A Russian domestic communications craft was successfully trucked into space today atop Proton rocket to replace a sister-satellite that crashed to Earth in a failed launch nearly three years ago.

The Khrunichev Proton rocket launched at 0114 GMT (9:14 p.m. EDT Sunday) from the Baikonur Cosmodrome launch site in the Kazakhstan desert. The Express A1R spacecraft took a multi-hour ride to its intended high orbit, deploying from the Energia-built Block DM upper stage at 0758 GMT (3:58 a.m. EDT), officials said.

The satellite takes the place of Express A1, which was destroyed minutes after liftoff in October 1999 when the Proton rocket launching it suffered an engine malfunction due to poor workmanship.

Express A1R becomes the third and last of the next-generation Express A series to reach orbit, after two successful launches in 2000. A third-generation Express AM is now in the works, the Russian Satellite Communications Company said in a statement.

The Express A1R spacecraft will guide itself into a circular geostationary orbit 22,300 miles above Earth.
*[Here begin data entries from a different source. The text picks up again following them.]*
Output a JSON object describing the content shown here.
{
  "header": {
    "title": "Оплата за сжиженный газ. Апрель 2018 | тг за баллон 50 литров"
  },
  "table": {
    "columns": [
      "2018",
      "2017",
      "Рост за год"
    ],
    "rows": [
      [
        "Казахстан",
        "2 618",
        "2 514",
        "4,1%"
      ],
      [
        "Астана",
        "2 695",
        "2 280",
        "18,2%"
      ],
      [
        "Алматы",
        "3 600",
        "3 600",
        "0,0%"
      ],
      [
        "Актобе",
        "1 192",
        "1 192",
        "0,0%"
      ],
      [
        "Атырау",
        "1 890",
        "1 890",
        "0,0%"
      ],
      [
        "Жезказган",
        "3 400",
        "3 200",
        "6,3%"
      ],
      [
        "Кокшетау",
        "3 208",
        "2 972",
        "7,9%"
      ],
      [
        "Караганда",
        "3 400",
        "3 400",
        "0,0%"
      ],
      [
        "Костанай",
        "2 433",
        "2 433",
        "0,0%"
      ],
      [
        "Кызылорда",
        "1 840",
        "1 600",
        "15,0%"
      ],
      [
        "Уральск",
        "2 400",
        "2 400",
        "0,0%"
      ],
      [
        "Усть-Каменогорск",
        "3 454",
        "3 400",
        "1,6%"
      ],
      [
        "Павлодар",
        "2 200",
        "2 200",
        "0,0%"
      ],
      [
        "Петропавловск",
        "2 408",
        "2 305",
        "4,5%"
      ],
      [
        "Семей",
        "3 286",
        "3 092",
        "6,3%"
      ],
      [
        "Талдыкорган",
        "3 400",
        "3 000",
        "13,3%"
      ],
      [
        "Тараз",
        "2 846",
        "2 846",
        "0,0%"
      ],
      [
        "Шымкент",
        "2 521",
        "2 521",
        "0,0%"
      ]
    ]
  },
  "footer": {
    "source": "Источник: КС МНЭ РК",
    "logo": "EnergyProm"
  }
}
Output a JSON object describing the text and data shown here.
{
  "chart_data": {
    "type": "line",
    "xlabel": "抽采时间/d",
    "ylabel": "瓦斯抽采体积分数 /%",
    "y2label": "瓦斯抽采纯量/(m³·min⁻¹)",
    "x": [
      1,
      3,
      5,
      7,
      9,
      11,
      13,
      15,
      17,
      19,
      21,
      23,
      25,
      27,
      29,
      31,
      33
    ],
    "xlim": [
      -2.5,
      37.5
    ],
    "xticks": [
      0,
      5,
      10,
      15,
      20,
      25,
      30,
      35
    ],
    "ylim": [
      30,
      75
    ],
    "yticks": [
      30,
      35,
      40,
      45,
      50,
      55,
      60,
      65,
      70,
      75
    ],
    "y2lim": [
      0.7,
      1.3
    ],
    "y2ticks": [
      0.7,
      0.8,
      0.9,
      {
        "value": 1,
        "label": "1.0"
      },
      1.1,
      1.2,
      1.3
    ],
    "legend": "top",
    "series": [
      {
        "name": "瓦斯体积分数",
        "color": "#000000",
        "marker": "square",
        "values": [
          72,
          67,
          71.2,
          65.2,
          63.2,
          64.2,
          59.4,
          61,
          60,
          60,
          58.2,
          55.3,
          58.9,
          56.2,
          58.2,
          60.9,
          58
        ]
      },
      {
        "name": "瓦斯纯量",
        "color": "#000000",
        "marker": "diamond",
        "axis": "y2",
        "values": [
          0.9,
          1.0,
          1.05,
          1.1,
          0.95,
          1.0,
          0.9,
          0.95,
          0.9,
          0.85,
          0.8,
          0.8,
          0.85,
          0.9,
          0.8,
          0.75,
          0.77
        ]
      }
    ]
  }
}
There it will appear to hover above a point on the equator at 40 degrees East longitude, or over eastern Africa.

The craft's 12 C-band and five Ku-band transponders will handle television and radio broadcasting services, as well as mobile telephony, data transmission, video conferencing and high-speed Internet.

The 5,700-pound satellite will operate in orbit for at least 7 years.

  Express-A
An artist's concept of an Express-A series satellite in space. Photo: Intersputnik
 
The spacecraft bus was manufactured by NPO-PM of Krasnoyarsk, Russia. Alcatel Space of France furnished the communications payload aboard Express A1R.

Officials say that the Express A fleet represents an effort to renovate Russia's aging communications satellite system that can no longer handle the communications traffic in Russia and surrounding regions.

The Russian Satellite Communications Company and the Intersputnik organization will both use parts of Express A1R's capacity and capabilities, splitting the satellite's services between the Russian government and the commercial market.

The next scheduled Proton launch is targeted for on June 22 when the Echostar 8 direct-to-home TV broadcasting satellite will be lofted into orbit. The mission will be carried out by International Launch Services, the joint American-Russian venture that globally markets Atlas and Proton rockets.

After that, the next mission for ILS is the inaugural flight of the Atlas 5 rocket, currently slated for July 29 from Cape Canaveral, Florida.